Разобравшись в меморандуме, направляемся вниз. В лифте едем вплотную друг к другу. Кэссиди наклоняется ко мне и передразнивает мужчину с накладкой из искусственных волос, который стоит к нам спиной. Сама посмеявшись над собственной пародией, Кэссиди будто без всякой задней мысли дотрагивается до моей руки. Интересно, что думают люди, глядя на нас? Я с обручальным кольцом, она – без. На кого мы больше похожи – на коллег, приехавших в Нью-Йорк в командировку, или на мужа-ловеласа и его любовницу?
В баре отеля сразу усаживаюсь на металлический стул с краю, так что Кэссиди приходится расположиться на низком диване с Томом и Генри. Посидели, выпили. Пожалуй, даже перепили. Болтаем, обмениваемся офисными сплетнями, с удовольствием посмеиваемся над другими сотрудниками и клиентами. Потом принимаемся отпускать шуточки насчет жен. Не обошли и Хайди.

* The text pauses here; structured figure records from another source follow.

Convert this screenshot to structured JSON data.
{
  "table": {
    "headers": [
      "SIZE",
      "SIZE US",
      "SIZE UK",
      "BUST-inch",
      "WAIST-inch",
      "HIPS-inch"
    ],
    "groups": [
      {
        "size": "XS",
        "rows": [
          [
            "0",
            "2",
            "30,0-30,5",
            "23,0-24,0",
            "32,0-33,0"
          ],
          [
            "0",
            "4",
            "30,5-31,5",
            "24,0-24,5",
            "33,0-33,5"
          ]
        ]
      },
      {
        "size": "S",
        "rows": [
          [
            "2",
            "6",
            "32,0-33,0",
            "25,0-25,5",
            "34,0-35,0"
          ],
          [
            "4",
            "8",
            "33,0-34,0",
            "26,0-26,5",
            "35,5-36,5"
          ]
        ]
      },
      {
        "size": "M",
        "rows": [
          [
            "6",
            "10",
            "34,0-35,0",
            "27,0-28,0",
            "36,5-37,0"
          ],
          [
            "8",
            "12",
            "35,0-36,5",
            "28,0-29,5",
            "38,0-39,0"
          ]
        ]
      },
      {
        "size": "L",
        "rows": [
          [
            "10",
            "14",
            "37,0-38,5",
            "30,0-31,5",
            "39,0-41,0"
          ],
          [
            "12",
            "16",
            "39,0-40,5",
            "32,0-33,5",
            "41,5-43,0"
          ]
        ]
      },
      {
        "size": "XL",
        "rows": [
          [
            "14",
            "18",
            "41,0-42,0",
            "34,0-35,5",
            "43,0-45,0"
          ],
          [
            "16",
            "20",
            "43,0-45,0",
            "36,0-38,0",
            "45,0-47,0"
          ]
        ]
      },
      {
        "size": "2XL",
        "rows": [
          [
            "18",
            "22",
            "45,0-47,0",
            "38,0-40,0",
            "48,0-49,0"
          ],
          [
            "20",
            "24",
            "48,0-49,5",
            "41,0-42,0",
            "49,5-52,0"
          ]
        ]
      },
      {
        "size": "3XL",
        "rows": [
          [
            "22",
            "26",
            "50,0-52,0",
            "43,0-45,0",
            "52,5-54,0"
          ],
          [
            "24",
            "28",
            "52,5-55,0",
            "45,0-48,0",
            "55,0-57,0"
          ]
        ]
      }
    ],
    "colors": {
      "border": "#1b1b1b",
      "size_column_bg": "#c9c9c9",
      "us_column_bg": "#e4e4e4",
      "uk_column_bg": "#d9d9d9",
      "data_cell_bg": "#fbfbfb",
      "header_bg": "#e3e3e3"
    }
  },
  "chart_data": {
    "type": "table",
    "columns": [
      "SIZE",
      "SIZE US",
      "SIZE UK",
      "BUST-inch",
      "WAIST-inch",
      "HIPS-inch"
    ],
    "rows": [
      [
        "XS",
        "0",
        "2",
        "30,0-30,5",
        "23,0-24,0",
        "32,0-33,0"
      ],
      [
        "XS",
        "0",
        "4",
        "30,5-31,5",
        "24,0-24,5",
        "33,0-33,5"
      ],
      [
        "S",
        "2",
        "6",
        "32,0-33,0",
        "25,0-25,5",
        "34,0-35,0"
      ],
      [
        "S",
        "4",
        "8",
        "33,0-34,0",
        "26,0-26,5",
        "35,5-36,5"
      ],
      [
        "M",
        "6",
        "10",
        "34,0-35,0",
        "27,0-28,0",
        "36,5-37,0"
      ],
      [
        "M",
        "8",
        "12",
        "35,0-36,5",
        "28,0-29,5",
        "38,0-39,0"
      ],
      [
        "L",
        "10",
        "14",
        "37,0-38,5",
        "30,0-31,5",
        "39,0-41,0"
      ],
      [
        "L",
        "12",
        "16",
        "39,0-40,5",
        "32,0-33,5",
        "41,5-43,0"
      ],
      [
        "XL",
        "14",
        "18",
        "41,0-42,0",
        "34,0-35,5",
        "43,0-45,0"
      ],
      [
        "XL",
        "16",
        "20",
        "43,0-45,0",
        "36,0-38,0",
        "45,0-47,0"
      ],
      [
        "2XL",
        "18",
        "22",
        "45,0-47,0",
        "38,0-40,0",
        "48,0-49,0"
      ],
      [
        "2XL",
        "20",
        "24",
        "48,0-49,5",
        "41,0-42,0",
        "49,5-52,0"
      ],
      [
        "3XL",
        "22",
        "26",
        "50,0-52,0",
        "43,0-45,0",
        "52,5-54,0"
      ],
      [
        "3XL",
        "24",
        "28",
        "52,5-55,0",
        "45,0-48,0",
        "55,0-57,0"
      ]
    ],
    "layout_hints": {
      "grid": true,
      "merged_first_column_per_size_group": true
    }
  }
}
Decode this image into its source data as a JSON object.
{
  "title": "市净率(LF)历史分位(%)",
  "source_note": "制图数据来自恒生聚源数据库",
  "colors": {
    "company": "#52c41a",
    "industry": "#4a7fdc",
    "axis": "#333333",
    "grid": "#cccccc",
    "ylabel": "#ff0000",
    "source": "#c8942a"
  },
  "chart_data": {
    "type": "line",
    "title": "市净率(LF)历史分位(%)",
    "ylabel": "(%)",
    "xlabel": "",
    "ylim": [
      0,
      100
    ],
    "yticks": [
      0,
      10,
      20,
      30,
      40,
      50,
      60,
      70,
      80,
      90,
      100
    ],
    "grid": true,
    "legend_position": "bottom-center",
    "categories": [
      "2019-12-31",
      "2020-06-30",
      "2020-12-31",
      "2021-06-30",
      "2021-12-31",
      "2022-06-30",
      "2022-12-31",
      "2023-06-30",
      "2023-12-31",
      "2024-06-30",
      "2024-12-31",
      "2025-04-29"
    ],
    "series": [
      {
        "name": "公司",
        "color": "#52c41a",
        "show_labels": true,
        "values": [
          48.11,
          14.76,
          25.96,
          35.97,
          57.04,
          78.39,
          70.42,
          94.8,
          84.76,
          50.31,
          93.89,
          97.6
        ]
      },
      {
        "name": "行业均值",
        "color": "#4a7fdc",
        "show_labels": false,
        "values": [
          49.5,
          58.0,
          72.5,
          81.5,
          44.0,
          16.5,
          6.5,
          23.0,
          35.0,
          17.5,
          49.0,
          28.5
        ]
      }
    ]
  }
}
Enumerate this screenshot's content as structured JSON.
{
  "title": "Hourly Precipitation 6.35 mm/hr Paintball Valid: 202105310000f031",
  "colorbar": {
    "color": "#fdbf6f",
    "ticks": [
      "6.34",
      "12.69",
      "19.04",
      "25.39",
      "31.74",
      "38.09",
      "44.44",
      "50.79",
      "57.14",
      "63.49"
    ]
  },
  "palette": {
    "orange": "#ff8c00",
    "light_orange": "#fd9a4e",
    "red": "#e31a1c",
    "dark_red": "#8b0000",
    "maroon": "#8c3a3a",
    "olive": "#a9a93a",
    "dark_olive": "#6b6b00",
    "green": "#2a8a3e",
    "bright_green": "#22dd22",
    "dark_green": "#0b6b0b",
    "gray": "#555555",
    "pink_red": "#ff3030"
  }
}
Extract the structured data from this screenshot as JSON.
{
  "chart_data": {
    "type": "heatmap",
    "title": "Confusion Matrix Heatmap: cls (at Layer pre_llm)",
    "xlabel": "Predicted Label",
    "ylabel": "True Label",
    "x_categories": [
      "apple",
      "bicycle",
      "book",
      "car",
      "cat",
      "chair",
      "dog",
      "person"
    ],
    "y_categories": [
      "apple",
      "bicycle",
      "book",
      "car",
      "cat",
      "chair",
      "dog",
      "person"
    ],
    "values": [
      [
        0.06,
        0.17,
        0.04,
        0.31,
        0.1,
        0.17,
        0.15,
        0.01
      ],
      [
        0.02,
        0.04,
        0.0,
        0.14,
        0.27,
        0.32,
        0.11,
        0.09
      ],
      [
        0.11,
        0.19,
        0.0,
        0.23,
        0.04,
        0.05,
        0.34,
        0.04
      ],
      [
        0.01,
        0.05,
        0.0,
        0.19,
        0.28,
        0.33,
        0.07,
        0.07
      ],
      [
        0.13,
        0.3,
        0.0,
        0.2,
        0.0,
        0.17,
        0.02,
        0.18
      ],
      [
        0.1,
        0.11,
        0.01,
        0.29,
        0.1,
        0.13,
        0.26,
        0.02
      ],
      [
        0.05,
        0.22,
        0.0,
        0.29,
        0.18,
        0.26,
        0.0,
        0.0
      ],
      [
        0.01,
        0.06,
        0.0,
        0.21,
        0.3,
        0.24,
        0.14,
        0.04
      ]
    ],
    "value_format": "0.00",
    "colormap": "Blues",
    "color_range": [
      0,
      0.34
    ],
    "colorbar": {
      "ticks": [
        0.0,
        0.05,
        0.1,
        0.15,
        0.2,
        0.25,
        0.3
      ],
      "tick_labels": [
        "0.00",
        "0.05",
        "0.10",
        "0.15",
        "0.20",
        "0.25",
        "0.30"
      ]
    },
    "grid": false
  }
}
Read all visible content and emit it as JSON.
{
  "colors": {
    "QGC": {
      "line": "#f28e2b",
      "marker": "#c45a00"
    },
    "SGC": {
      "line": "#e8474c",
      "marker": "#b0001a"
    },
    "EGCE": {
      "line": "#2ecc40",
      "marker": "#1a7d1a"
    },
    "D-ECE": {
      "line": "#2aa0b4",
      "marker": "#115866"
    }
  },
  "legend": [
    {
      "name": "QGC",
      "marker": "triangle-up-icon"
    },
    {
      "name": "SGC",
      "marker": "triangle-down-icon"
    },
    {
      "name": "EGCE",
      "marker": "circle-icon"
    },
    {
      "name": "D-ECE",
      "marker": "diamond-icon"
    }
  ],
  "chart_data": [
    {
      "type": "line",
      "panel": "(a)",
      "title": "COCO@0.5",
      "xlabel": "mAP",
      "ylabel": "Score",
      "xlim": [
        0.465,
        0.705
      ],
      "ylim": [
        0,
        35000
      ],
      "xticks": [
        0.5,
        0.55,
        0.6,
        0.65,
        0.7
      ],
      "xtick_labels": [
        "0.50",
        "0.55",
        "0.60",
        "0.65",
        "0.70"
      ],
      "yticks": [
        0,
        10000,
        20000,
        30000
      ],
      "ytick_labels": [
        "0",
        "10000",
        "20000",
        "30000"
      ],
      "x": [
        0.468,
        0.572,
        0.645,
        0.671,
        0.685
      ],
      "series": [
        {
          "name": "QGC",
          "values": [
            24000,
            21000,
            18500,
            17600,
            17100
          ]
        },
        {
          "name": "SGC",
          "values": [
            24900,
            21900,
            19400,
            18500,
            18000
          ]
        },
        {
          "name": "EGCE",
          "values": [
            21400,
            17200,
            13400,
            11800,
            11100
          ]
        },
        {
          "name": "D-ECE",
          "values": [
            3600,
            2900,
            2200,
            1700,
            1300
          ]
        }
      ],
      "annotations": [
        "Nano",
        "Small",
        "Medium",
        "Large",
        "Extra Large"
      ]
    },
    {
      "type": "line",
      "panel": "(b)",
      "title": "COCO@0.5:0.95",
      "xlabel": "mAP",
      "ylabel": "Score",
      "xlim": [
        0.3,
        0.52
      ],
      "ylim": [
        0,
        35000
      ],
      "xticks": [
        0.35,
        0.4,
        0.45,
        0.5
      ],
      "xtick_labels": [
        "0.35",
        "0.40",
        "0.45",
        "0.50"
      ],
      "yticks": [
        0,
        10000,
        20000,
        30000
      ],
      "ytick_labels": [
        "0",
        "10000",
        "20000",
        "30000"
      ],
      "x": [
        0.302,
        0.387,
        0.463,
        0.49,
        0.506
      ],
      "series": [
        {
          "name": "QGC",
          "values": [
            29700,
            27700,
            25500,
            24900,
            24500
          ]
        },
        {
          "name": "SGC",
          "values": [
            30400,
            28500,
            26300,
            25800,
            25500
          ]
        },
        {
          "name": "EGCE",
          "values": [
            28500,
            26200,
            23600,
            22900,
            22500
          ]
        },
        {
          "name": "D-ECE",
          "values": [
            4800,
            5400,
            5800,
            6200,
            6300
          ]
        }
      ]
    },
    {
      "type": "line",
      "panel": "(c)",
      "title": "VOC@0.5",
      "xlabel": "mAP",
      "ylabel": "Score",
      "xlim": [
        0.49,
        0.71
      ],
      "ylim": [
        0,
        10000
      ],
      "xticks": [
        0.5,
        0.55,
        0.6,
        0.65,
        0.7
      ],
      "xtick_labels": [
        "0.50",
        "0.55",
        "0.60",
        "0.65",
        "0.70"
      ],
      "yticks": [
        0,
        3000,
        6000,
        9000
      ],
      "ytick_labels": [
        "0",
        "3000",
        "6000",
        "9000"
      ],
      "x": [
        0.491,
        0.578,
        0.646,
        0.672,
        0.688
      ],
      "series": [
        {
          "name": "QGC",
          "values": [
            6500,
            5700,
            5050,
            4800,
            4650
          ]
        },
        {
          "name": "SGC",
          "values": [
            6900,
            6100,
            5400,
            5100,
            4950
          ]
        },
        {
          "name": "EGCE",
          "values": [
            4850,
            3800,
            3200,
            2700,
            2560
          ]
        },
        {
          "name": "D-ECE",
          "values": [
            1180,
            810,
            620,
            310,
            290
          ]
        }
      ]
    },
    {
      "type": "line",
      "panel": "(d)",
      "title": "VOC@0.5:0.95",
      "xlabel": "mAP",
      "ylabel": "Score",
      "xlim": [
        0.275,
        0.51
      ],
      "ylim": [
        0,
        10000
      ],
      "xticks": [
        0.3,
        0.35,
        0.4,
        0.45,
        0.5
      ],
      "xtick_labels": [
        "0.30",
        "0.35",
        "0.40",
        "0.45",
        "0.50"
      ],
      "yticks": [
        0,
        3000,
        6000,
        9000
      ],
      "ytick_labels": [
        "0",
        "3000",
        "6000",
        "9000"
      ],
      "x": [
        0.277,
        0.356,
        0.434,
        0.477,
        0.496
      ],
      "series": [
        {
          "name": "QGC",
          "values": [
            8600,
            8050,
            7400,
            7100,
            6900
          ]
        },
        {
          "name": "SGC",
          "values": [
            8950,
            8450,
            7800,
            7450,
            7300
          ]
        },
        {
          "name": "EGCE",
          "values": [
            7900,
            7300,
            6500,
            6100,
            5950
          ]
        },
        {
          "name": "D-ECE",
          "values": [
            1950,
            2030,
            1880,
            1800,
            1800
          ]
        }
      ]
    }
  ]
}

Кэссиди отпивает маленькой глоточек коктейля «Манхэттен». На бокале остаются следы рубиново-алой помады. Потом произносит:
– Вот поэтому, джентльмены, я замуж выходить не собираюсь.
Гадаю, что она имела в виду. Кэссиди не хочет становиться мишенью для сомнительных острот или сама отказывается высмеивать того, с кем поклялась быть вместе в горе и в радости, в здравии и в болезни, пока смерть не разлучит их? А может, в браке Кэссиди не устраивает именно требование соблюдать супружескую верность?
Позже, в туалете, пьяный вдрызг Генри сует мне в руку презерватив.
– Вдруг пригодится? – со знающим видом хохотнул он. Да, Генри Томлин в своем репертуаре.
– Спасибо, конечно, но мы с Хайди давно уже презервативами не пользуемся, – отвечаю я, и все равно запихиваю упаковку в карман брюк. Не хочется оставлять ее лежать возле раковины.
Генри наклоняется ко мне, обдав перегаром от старого доброго виски – теннессийского, «Джек Дэниелс». Видно, решил вспомнить проведенную в южных штатах молодость.
– А я не про Хайди, – шепчет он, подмигивая.
За временем совершенно не следим. Том решает угостить всю компанию за свой счет. Мы с ним заказываем по пильзнеру, Генри – опять «Джек Дэниелс», Кэссиди – коктейль «Алабама Сламмер». Перед тем как пить, снимает с края бокала фрукты – дольку апельсина и мараскиновую вишенку – и отправляет в рот. Бармен предупреждает, что заведение скоро закрывается.
Совсем забываю, что оставил телефон в номере на кровати, под складками белого покрывала.